I think the main storyline is from the young man's point of view - Charlie Sheen in the original and Shia LaBeouf in this one. I may be Gekko's age, but I certainly would like to be young again with the opportunities, chances, and choices that youth has.

Do you agree "greed is good"? If so, in what way?

No, I don't think so at all. I think greed is bad, but I think it's now legal. What Gekko is doing in the 1980s has now become legitimate. At one point in the movie, we say "Greed is now legal" - this sums it up.

What does it mean to you to do this sequel after 23 years? We all know how the first movie influenced the business world. Will this second installment make an impact on the world of business as well?

I don't think of this as a sequel, but more as a bookend. The impact of a sequel would have been in the 1990s when there was still a generation that would have remembered the film.

This film was important to me, because of the events of 2008 and its impact on the business world. This was a cataclysmic heart attack, and a serious warning to the world that it was living beyond its means. In the same vein, central banks of the United States let us all down by selling junk securities to the American public. The trust between banks and the people has to a certain large degree been endangered.

China is now gripped by chasing wealth and there are definitely many Gekkos, Jakes and Buds here. What message do you think the movie can deliver to audiences here?

China is your story. In Wall Street: Money Never Sleeps I'm framing the US story, but certainly there are parallels. Your government, however, would never allow the banks to do what the US did in 2008. Certainly your government would have sent some of the bankers to jail by now.

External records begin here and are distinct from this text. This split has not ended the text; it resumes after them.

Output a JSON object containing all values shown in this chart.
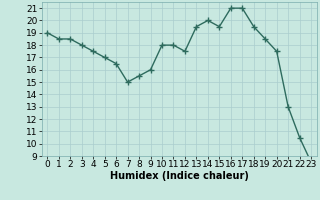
{
  "x": [
    0,
    1,
    2,
    3,
    4,
    5,
    6,
    7,
    8,
    9,
    10,
    11,
    12,
    13,
    14,
    15,
    16,
    17,
    18,
    19,
    20,
    21,
    22,
    23
  ],
  "y": [
    19,
    18.5,
    18.5,
    18,
    17.5,
    17,
    16.5,
    15,
    15.5,
    16,
    18,
    18,
    17.5,
    19.5,
    20,
    19.5,
    21,
    21,
    19.5,
    18.5,
    17.5,
    13,
    10.5,
    8.5
  ],
  "line_color": "#2e6b5e",
  "marker": "+",
  "marker_size": 4,
  "marker_lw": 1.0,
  "line_width": 1.0,
  "bg_color": "#c8e8e0",
  "grid_color": "#aacece",
  "xlabel": "Humidex (Indice chaleur)",
  "xlim": [
    -0.5,
    23.5
  ],
  "ylim": [
    9,
    21.5
  ],
  "yticks": [
    9,
    10,
    11,
    12,
    13,
    14,
    15,
    16,
    17,
    18,
    19,
    20,
    21
  ],
  "xticks": [
    0,
    1,
    2,
    3,
    4,
    5,
    6,
    7,
    8,
    9,
    10,
    11,
    12,
    13,
    14,
    15,
    16,
    17,
    18,
    19,
    20,
    21,
    22,
    23
  ],
  "xlabel_fontsize": 7,
  "tick_fontsize": 6.5
}
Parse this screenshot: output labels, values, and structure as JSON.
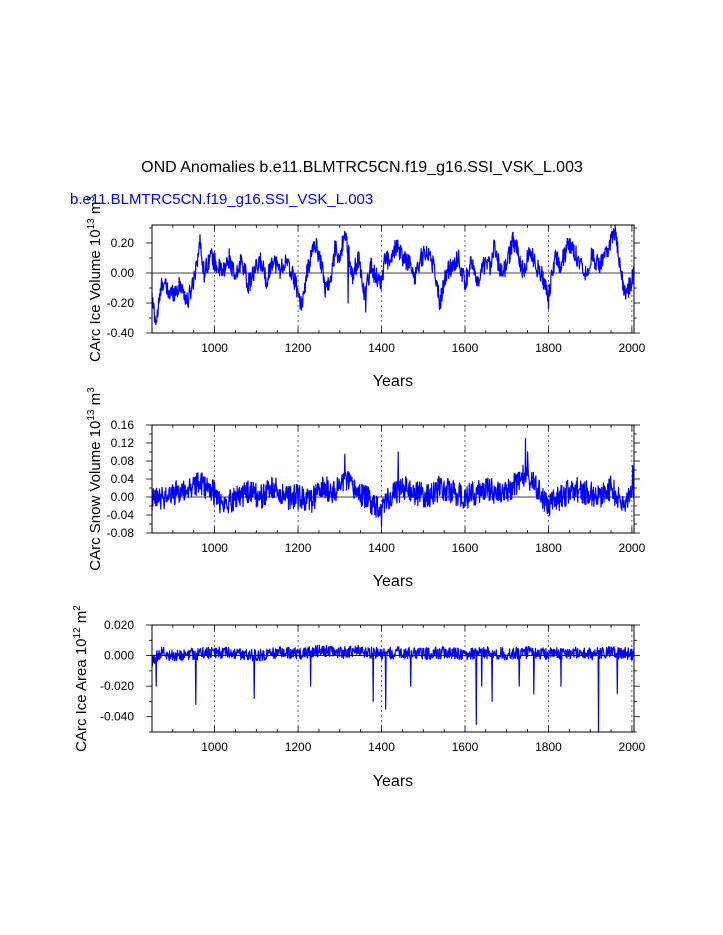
{
  "title": "OND Anomalies b.e11.BLMTRC5CN.f19_g16.SSI_VSK_L.003",
  "subtitle": "b.e11.BLMTRC5CN.f19_g16.SSI_VSK_L.003",
  "series_color": "#0000ff",
  "chart_data": [
    {
      "type": "line",
      "ylabel": "CArc Ice Volume 10",
      "ylabel_exp": "13",
      "ylabel_unit": " m",
      "ylabel_unit_exp": "3",
      "xlabel": "Years",
      "xlim": [
        850,
        2005
      ],
      "ylim": [
        -0.4,
        0.32
      ],
      "xticks": [
        1000,
        1200,
        1400,
        1600,
        1800,
        2000
      ],
      "xtick_labels": [
        "1000",
        "1200",
        "1400",
        "1600",
        "1800",
        "2000"
      ],
      "yticks": [
        -0.4,
        -0.2,
        0.0,
        0.2
      ],
      "ytick_labels": [
        "-0.40",
        "-0.20",
        "0.00",
        "0.20"
      ],
      "grid_x": "dashed",
      "anchors": [
        [
          850,
          -0.18
        ],
        [
          860,
          -0.33
        ],
        [
          875,
          -0.05
        ],
        [
          890,
          -0.14
        ],
        [
          905,
          -0.12
        ],
        [
          920,
          -0.08
        ],
        [
          935,
          -0.2
        ],
        [
          950,
          -0.04
        ],
        [
          965,
          0.2
        ],
        [
          975,
          0.0
        ],
        [
          990,
          0.12
        ],
        [
          1005,
          0.05
        ],
        [
          1020,
          0.0
        ],
        [
          1035,
          0.1
        ],
        [
          1050,
          -0.05
        ],
        [
          1065,
          0.1
        ],
        [
          1080,
          -0.08
        ],
        [
          1095,
          0.0
        ],
        [
          1110,
          0.08
        ],
        [
          1125,
          -0.05
        ],
        [
          1140,
          0.1
        ],
        [
          1155,
          0.02
        ],
        [
          1170,
          0.07
        ],
        [
          1185,
          0.0
        ],
        [
          1200,
          -0.12
        ],
        [
          1210,
          -0.2
        ],
        [
          1225,
          0.05
        ],
        [
          1240,
          0.2
        ],
        [
          1255,
          0.08
        ],
        [
          1265,
          -0.1
        ],
        [
          1280,
          -0.04
        ],
        [
          1290,
          0.2
        ],
        [
          1300,
          0.06
        ],
        [
          1310,
          0.27
        ],
        [
          1320,
          0.15
        ],
        [
          1330,
          -0.02
        ],
        [
          1345,
          0.1
        ],
        [
          1360,
          -0.15
        ],
        [
          1375,
          0.05
        ],
        [
          1385,
          -0.02
        ],
        [
          1400,
          -0.06
        ],
        [
          1410,
          0.12
        ],
        [
          1420,
          0.05
        ],
        [
          1435,
          0.18
        ],
        [
          1450,
          0.1
        ],
        [
          1465,
          0.07
        ],
        [
          1480,
          -0.02
        ],
        [
          1495,
          0.1
        ],
        [
          1510,
          0.15
        ],
        [
          1525,
          0.05
        ],
        [
          1540,
          -0.2
        ],
        [
          1555,
          0.0
        ],
        [
          1570,
          0.05
        ],
        [
          1585,
          0.1
        ],
        [
          1600,
          -0.08
        ],
        [
          1615,
          0.1
        ],
        [
          1630,
          -0.1
        ],
        [
          1645,
          0.05
        ],
        [
          1660,
          0.05
        ],
        [
          1670,
          0.2
        ],
        [
          1685,
          0.0
        ],
        [
          1700,
          0.05
        ],
        [
          1715,
          0.22
        ],
        [
          1725,
          0.15
        ],
        [
          1740,
          0.0
        ],
        [
          1755,
          0.15
        ],
        [
          1770,
          0.05
        ],
        [
          1785,
          -0.02
        ],
        [
          1800,
          -0.15
        ],
        [
          1815,
          0.1
        ],
        [
          1830,
          0.05
        ],
        [
          1845,
          0.18
        ],
        [
          1860,
          0.15
        ],
        [
          1875,
          0.08
        ],
        [
          1890,
          0.0
        ],
        [
          1905,
          0.12
        ],
        [
          1920,
          0.05
        ],
        [
          1935,
          0.1
        ],
        [
          1950,
          0.22
        ],
        [
          1960,
          0.28
        ],
        [
          1970,
          0.05
        ],
        [
          1985,
          -0.15
        ],
        [
          1995,
          -0.08
        ],
        [
          2005,
          0.0
        ]
      ],
      "noise": 0.065,
      "spikes": [
        [
          1205,
          -0.24
        ],
        [
          1320,
          -0.2
        ],
        [
          1362,
          -0.26
        ],
        [
          1540,
          -0.24
        ],
        [
          1800,
          -0.24
        ]
      ]
    },
    {
      "type": "line",
      "ylabel": "CArc Snow Volume 10",
      "ylabel_exp": "13",
      "ylabel_unit": " m",
      "ylabel_unit_exp": "3",
      "xlabel": "Years",
      "xlim": [
        850,
        2005
      ],
      "ylim": [
        -0.08,
        0.16
      ],
      "xticks": [
        1000,
        1200,
        1400,
        1600,
        1800,
        2000
      ],
      "xtick_labels": [
        "1000",
        "1200",
        "1400",
        "1600",
        "1800",
        "2000"
      ],
      "yticks": [
        -0.08,
        -0.04,
        0.0,
        0.04,
        0.08,
        0.12,
        0.16
      ],
      "ytick_labels": [
        "-0.08",
        "-0.04",
        "0.00",
        "0.04",
        "0.08",
        "0.12",
        "0.16"
      ],
      "grid_x": "dashed",
      "anchors": [
        [
          850,
          -0.01
        ],
        [
          880,
          0.0
        ],
        [
          910,
          0.01
        ],
        [
          940,
          0.02
        ],
        [
          960,
          0.03
        ],
        [
          990,
          0.02
        ],
        [
          1020,
          -0.02
        ],
        [
          1050,
          0.0
        ],
        [
          1080,
          0.01
        ],
        [
          1110,
          0.0
        ],
        [
          1140,
          0.02
        ],
        [
          1170,
          0.0
        ],
        [
          1200,
          0.0
        ],
        [
          1230,
          -0.01
        ],
        [
          1260,
          0.02
        ],
        [
          1290,
          0.01
        ],
        [
          1310,
          0.04
        ],
        [
          1330,
          0.02
        ],
        [
          1360,
          0.0
        ],
        [
          1390,
          -0.02
        ],
        [
          1420,
          0.0
        ],
        [
          1450,
          0.02
        ],
        [
          1480,
          0.01
        ],
        [
          1510,
          0.0
        ],
        [
          1540,
          0.02
        ],
        [
          1570,
          0.01
        ],
        [
          1600,
          0.0
        ],
        [
          1630,
          0.01
        ],
        [
          1660,
          0.02
        ],
        [
          1690,
          0.0
        ],
        [
          1720,
          0.03
        ],
        [
          1745,
          0.05
        ],
        [
          1770,
          0.02
        ],
        [
          1800,
          -0.02
        ],
        [
          1830,
          0.0
        ],
        [
          1860,
          0.02
        ],
        [
          1890,
          0.01
        ],
        [
          1920,
          0.0
        ],
        [
          1950,
          0.02
        ],
        [
          1980,
          -0.02
        ],
        [
          2005,
          0.02
        ]
      ],
      "noise": 0.028,
      "spikes": [
        [
          1312,
          0.095
        ],
        [
          1440,
          0.1
        ],
        [
          1745,
          0.13
        ],
        [
          1750,
          0.1
        ],
        [
          1400,
          -0.065
        ],
        [
          2002,
          0.07
        ]
      ]
    },
    {
      "type": "line",
      "ylabel": "CArc Ice Area 10",
      "ylabel_exp": "12",
      "ylabel_unit": " m",
      "ylabel_unit_exp": "2",
      "xlabel": "Years",
      "xlim": [
        850,
        2005
      ],
      "ylim": [
        -0.05,
        0.02
      ],
      "xticks": [
        1000,
        1200,
        1400,
        1600,
        1800,
        2000
      ],
      "xtick_labels": [
        "1000",
        "1200",
        "1400",
        "1600",
        "1800",
        "2000"
      ],
      "yticks": [
        -0.04,
        -0.02,
        0.0,
        0.02
      ],
      "ytick_labels": [
        "-0.040",
        "-0.020",
        "0.000",
        "0.020"
      ],
      "grid_x": "dashed",
      "anchors": [
        [
          850,
          -0.005
        ],
        [
          870,
          0.002
        ],
        [
          900,
          0.0
        ],
        [
          950,
          0.001
        ],
        [
          1000,
          0.002
        ],
        [
          1050,
          0.001
        ],
        [
          1100,
          0.0
        ],
        [
          1150,
          0.002
        ],
        [
          1200,
          0.001
        ],
        [
          1250,
          0.003
        ],
        [
          1300,
          0.002
        ],
        [
          1350,
          0.003
        ],
        [
          1400,
          0.001
        ],
        [
          1450,
          0.002
        ],
        [
          1500,
          0.001
        ],
        [
          1550,
          0.002
        ],
        [
          1600,
          0.001
        ],
        [
          1650,
          0.002
        ],
        [
          1700,
          0.001
        ],
        [
          1750,
          0.002
        ],
        [
          1800,
          0.001
        ],
        [
          1850,
          0.002
        ],
        [
          1900,
          0.001
        ],
        [
          1950,
          0.002
        ],
        [
          2005,
          0.001
        ]
      ],
      "noise": 0.004,
      "spikes": [
        [
          860,
          -0.02
        ],
        [
          955,
          -0.032
        ],
        [
          1095,
          -0.028
        ],
        [
          1230,
          -0.02
        ],
        [
          1380,
          -0.03
        ],
        [
          1410,
          -0.035
        ],
        [
          1470,
          -0.02
        ],
        [
          1627,
          -0.045
        ],
        [
          1640,
          -0.02
        ],
        [
          1665,
          -0.03
        ],
        [
          1730,
          -0.02
        ],
        [
          1765,
          -0.025
        ],
        [
          1830,
          -0.02
        ],
        [
          1920,
          -0.05
        ],
        [
          1965,
          -0.025
        ]
      ]
    }
  ]
}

In Money Never Sleeps, Wall Street guys tried to persuade some Chinese businessmen to invest in a new energy project. Why do you have such a China angle? Was it out of box office considerations, or simply a coincidence, or for some other reason?

No, the introduction of the Chinese sovereign wealth fund into the movie was done out of a sense of reality, because the Chinese government, the wealth funds, and investors play a huge role in Wall Street. They are the source of much new capital, and China has been in the forefront of solar research for future energy needs.

Do you have any plans to shoot a movie about China?

I would like to make a film in China, and have considered it several times, but one problem that keeps re-occurring is the barrier of censorship and what can and can't be done. I find the process somewhat political and tedious. But things change, and I hope to make a film in China. I have shot commercials there, and very much enjoyed the crews and the process.